For one thing, the average age of the first-time Hispanic homebuyer is 24, according to the National Association of Realtors, while the average age for Caucasians is 32.

Another difference is the very reason people buy a home in the first place. Stuart Kanchuger, who guides Wells Fargo’s efforts in marketing to Latino homebuyers, said that in general, most people’s main goal in buying a home is to build wealth for their retirement.

“The Latino market is about family benefit,” Kanchuger countered. “While it’s very simple, it’s actually very distinct from the general market.”

The six panelists, who came from across the country, agreed that understanding cultural differences and establishing trust are key to attracting Latino clients.

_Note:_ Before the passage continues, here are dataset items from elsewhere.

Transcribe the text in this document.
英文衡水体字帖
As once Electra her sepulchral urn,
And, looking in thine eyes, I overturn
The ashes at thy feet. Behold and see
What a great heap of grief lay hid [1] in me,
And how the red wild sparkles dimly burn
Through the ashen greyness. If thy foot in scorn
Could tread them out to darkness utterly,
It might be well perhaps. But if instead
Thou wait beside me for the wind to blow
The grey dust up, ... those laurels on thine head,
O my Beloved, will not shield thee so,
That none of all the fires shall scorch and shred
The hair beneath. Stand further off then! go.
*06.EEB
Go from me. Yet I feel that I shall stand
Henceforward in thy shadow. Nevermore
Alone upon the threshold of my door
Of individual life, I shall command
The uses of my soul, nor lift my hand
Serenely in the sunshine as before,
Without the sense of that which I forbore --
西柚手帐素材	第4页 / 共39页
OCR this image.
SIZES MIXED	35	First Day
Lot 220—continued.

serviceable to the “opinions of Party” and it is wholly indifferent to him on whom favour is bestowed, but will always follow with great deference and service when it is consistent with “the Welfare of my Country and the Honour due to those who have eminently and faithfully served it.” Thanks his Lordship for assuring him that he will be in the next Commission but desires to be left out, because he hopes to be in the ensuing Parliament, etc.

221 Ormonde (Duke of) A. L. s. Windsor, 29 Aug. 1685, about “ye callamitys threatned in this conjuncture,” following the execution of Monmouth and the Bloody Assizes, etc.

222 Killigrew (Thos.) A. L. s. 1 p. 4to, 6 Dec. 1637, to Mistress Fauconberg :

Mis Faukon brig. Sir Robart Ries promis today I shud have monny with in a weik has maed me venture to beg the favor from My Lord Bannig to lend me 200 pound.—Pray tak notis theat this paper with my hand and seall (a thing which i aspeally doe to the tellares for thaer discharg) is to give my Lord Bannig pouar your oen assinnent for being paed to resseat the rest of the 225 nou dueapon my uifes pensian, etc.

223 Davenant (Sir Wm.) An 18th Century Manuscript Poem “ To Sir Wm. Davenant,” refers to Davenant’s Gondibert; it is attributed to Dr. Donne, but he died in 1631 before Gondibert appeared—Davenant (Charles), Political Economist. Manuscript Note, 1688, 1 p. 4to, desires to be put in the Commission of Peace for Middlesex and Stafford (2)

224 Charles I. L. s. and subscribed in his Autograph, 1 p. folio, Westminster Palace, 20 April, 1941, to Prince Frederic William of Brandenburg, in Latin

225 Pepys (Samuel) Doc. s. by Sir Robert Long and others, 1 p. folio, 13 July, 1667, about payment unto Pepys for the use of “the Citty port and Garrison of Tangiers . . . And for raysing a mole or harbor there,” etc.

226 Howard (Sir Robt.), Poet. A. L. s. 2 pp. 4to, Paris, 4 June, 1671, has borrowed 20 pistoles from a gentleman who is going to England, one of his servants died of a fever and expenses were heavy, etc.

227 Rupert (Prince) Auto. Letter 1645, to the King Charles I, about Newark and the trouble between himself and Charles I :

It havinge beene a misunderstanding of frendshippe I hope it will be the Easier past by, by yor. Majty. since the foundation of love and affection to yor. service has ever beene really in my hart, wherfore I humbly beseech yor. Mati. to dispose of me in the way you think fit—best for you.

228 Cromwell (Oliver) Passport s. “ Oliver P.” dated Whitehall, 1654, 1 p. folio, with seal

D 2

“To the real estate agents and the brokers in the room, I would say you are the second-most important person in the life of the Hispanic homebuyer,” said O’Leary, who noted that his wife is Colombian. “My Realtor is extremely important, but not as important as my father-in-law.”

“In our community, we tend to go with our friends and family because that’s who we trust, essentially,” added Sylvia Aguilera of Communic AD, whose advertising agency has launched a marketing campaign with Fannie Mae targeting the Latino market.

What they discovered in putting the campaign together, Aguilera said, is that first-time buyers often had “a general mistrust of the whole process.”

Two other major barriers to first-time buyers that they discovered — at least perceived barriers — were that some people were afraid their credit was so bad they could never qualify for a home loan, and others had a misconception of what was required for a down payment.

“Many people really believe that you need 20 percent or more down before you can buy a home,” Aguilera said. “In fact, you can get a house for 3 percent or even 0 percent (down), depending on the program.”

Census numbers show that real estate professionals ignore the Latino market at their peril. Monday’s discussion was meant to help these professionals understand that reaching that demographic is not something that should be taken lightly.

“When you’re talking about getting your message across, fundamentally you’re talking about your brand,” said Kanchuger, adding that a brand is the same as a promise. “If you promise something, you’d better be able to deliver on it.”

The marketing seminar was one of many breakout sessions and ancillary events during the four-day conference at the Adams Mark Hotel.

Mary Mancera, spokeswoman for the National Association of Hispanic Real Estate Professionals, said about 1,500 people attended the convention, a strong turnout considering that the convention is only in its fourth year.

“The organization, when it started five years ago, started with only a handful of people, and now it’s 12,000 and growing almost weekly,” Mancera said.